A high-resolution study of levels in the astrophysically important nucleus $^{26}$Mg and resulting updated level assignments

TL;DR

This study refines the energy level structure of $^{26}$Mg using proton and deuteron scattering data, which is crucial for understanding neutron production in astrophysical processes and updating nuclear level assignments.

Contribution

It provides new experimental data on $^{26}$Mg levels and proposes revisions to existing level assignments, improving the nuclear data used in astrophysical models.

Findings

Updated level scheme for $^{26}$Mg.

Possible revisions to previous level assignments.

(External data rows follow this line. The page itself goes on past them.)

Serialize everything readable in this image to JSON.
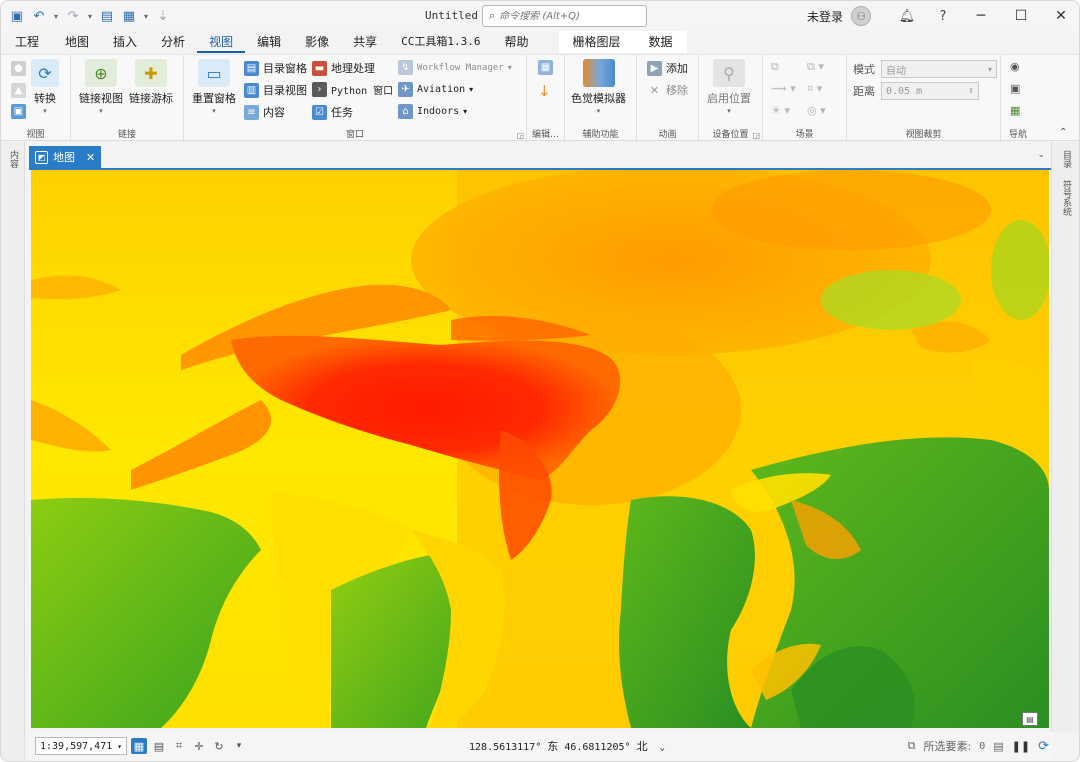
{
  "window": {
    "title": "Untitled",
    "search_placeholder": "命令搜索 (Alt+Q)",
    "user_label": "未登录"
  },
  "tabs": [
    {
      "label": "工程"
    },
    {
      "label": "地图"
    },
    {
      "label": "插入"
    },
    {
      "label": "分析"
    },
    {
      "label": "视图",
      "active": true
    },
    {
      "label": "编辑"
    },
    {
      "label": "影像"
    },
    {
      "label": "共享"
    },
    {
      "label": "CC工具箱1.3.6"
    },
    {
      "label": "帮助"
    },
    {
      "label": "栅格图层",
      "contextual": true
    },
    {
      "label": "数据",
      "contextual": true
    }
  ],
  "ribbon": {
    "view": {
      "label": "视图",
      "convert": "转换"
    },
    "link": {
      "label": "链接",
      "link_views": "链接视图",
      "link_cursor": "链接游标"
    },
    "windows": {
      "label": "窗口",
      "reset_panes": "重置窗格",
      "catalog_pane": "目录窗格",
      "catalog_view": "目录视图",
      "contents": "内容",
      "geoprocessing": "地理处理",
      "python_window": "Python 窗口",
      "tasks": "任务",
      "workflow_manager": "Workflow Manager",
      "aviation": "Aviation",
      "indoors": "Indoors"
    },
    "edit_group": {
      "label": "编辑…"
    },
    "accessibility": {
      "label": "辅助功能",
      "color_simulator": "色觉模拟器"
    },
    "animation": {
      "label": "动画",
      "add": "添加",
      "remove": "移除"
    },
    "device_location": {
      "label": "设备位置",
      "enable": "启用位置"
    },
    "scene": {
      "label": "场景"
    },
    "view_clipping": {
      "label": "视图裁剪",
      "mode_label": "模式",
      "mode_value": "自动",
      "distance_label": "距离",
      "distance_value": "0.05 m"
    },
    "navigate": {
      "label": "导航"
    }
  },
  "side_panels": {
    "left": "内容",
    "right": [
      "目录",
      "符号系统"
    ]
  },
  "map_view": {
    "tab_label": "地图"
  },
  "status_bar": {
    "scale": "1:39,597,471",
    "longitude": "128.5613117°",
    "longitude_dir": "东",
    "latitude": "46.6811205°",
    "latitude_dir": "北",
    "selected_features_label": "所选要素:",
    "selected_count": "0"
  },
  "colors": {
    "accent": "#2a7bc8",
    "dem_low": "#2f9e1f",
    "dem_mid": "#ffe600",
    "dem_high": "#ff1e00"
  }
}
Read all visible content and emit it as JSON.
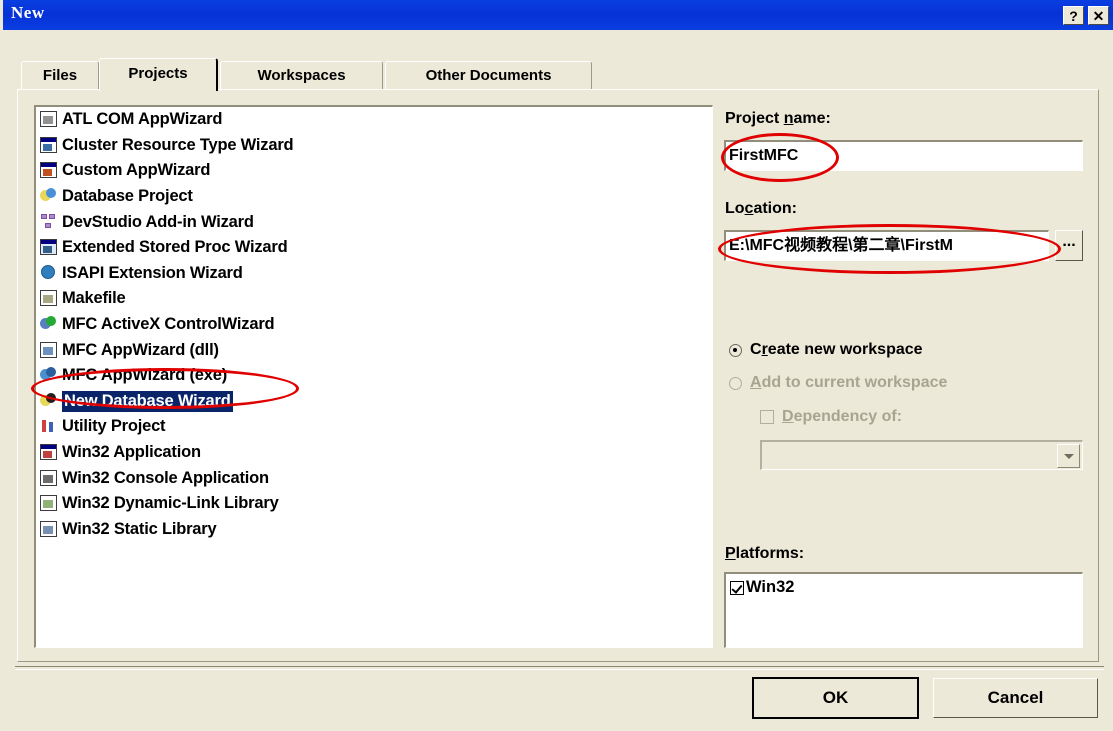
{
  "window": {
    "title": "New",
    "help_button": "?",
    "close_button": "✕"
  },
  "tabs": [
    {
      "label": "Files",
      "selected": false
    },
    {
      "label": "Projects",
      "selected": true
    },
    {
      "label": "Workspaces",
      "selected": false
    },
    {
      "label": "Other Documents",
      "selected": false
    }
  ],
  "project_list": {
    "selected_index": 11,
    "items": [
      {
        "label": "ATL COM AppWizard",
        "icon": "atl-com-appwizard-icon"
      },
      {
        "label": "Cluster Resource Type Wizard",
        "icon": "cluster-resource-type-wizard-icon"
      },
      {
        "label": "Custom AppWizard",
        "icon": "custom-appwizard-icon"
      },
      {
        "label": "Database Project",
        "icon": "database-project-icon"
      },
      {
        "label": "DevStudio Add-in Wizard",
        "icon": "devstudio-addin-wizard-icon"
      },
      {
        "label": "Extended Stored Proc Wizard",
        "icon": "extended-stored-proc-wizard-icon"
      },
      {
        "label": "ISAPI Extension Wizard",
        "icon": "isapi-extension-wizard-icon"
      },
      {
        "label": "Makefile",
        "icon": "makefile-icon"
      },
      {
        "label": "MFC ActiveX ControlWizard",
        "icon": "mfc-activex-controlwizard-icon"
      },
      {
        "label": "MFC AppWizard (dll)",
        "icon": "mfc-appwizard-dll-icon"
      },
      {
        "label": "MFC AppWizard (exe)",
        "icon": "mfc-appwizard-exe-icon"
      },
      {
        "label": "New Database Wizard",
        "icon": "new-database-wizard-icon"
      },
      {
        "label": "Utility Project",
        "icon": "utility-project-icon"
      },
      {
        "label": "Win32 Application",
        "icon": "win32-application-icon"
      },
      {
        "label": "Win32 Console Application",
        "icon": "win32-console-application-icon"
      },
      {
        "label": "Win32 Dynamic-Link Library",
        "icon": "win32-dynamic-link-library-icon"
      },
      {
        "label": "Win32 Static Library",
        "icon": "win32-static-library-icon"
      }
    ]
  },
  "project_name": {
    "label_pre": "Project ",
    "label_accel": "n",
    "label_post": "ame:",
    "value": "FirstMFC",
    "placeholder": ""
  },
  "location": {
    "label_pre": "Lo",
    "label_accel": "c",
    "label_post": "ation:",
    "value": "E:\\MFC视频教程\\第二章\\FirstM",
    "placeholder": "",
    "browse_label": "..."
  },
  "workspace_options": {
    "create_new": {
      "text_pre": "C",
      "text_accel": "r",
      "text_post": "eate new workspace",
      "selected": true,
      "enabled": true
    },
    "add_current": {
      "text_pre": "",
      "text_accel": "A",
      "text_post": "dd to current workspace",
      "selected": false,
      "enabled": false
    },
    "dependency": {
      "text_pre": "",
      "text_accel": "D",
      "text_post": "ependency of:",
      "checked": false,
      "enabled": false
    },
    "dependency_combo_value": ""
  },
  "platforms": {
    "label_pre": "",
    "label_accel": "P",
    "label_post": "latforms:",
    "items": [
      {
        "label": "Win32",
        "checked": true
      }
    ]
  },
  "footer": {
    "ok_label": "OK",
    "cancel_label": "Cancel"
  },
  "colors": {
    "titlebar": "#0836dc",
    "dialog_face": "#ece9d8",
    "selection": "#0a246a",
    "annotation": "#e00000",
    "field_bg": "#ffffff",
    "disabled_text": "#a7a592"
  }
}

Enhanced understanding of $^{26}$Mg structure.

Abstract

The $^{22}$Ne($\alpha,n$)$^{25}$Mg reaction is an important source of neutrons for the s-process. Due to the difficulty in directly measuring the cross section of this reaction and the competing $^{22}$Ne($\alpha,\gamma$)$^{26}$Mg reaction, indirect methods are frequently used to try to instead calculate the relevant reaction rates. Uncertainty, however, persists in the number and properties of the pertinent excited states of $^{26}$Mg. In this paper, the results of proton and deuteron scattering from $^{26}$Mg are presented, giving a list of levels in $^{26}$Mg. In addition, level assignments in $^{26}$Mg are discussed, including some possible changes to the previously accepted assignments in $^{26}$Mg.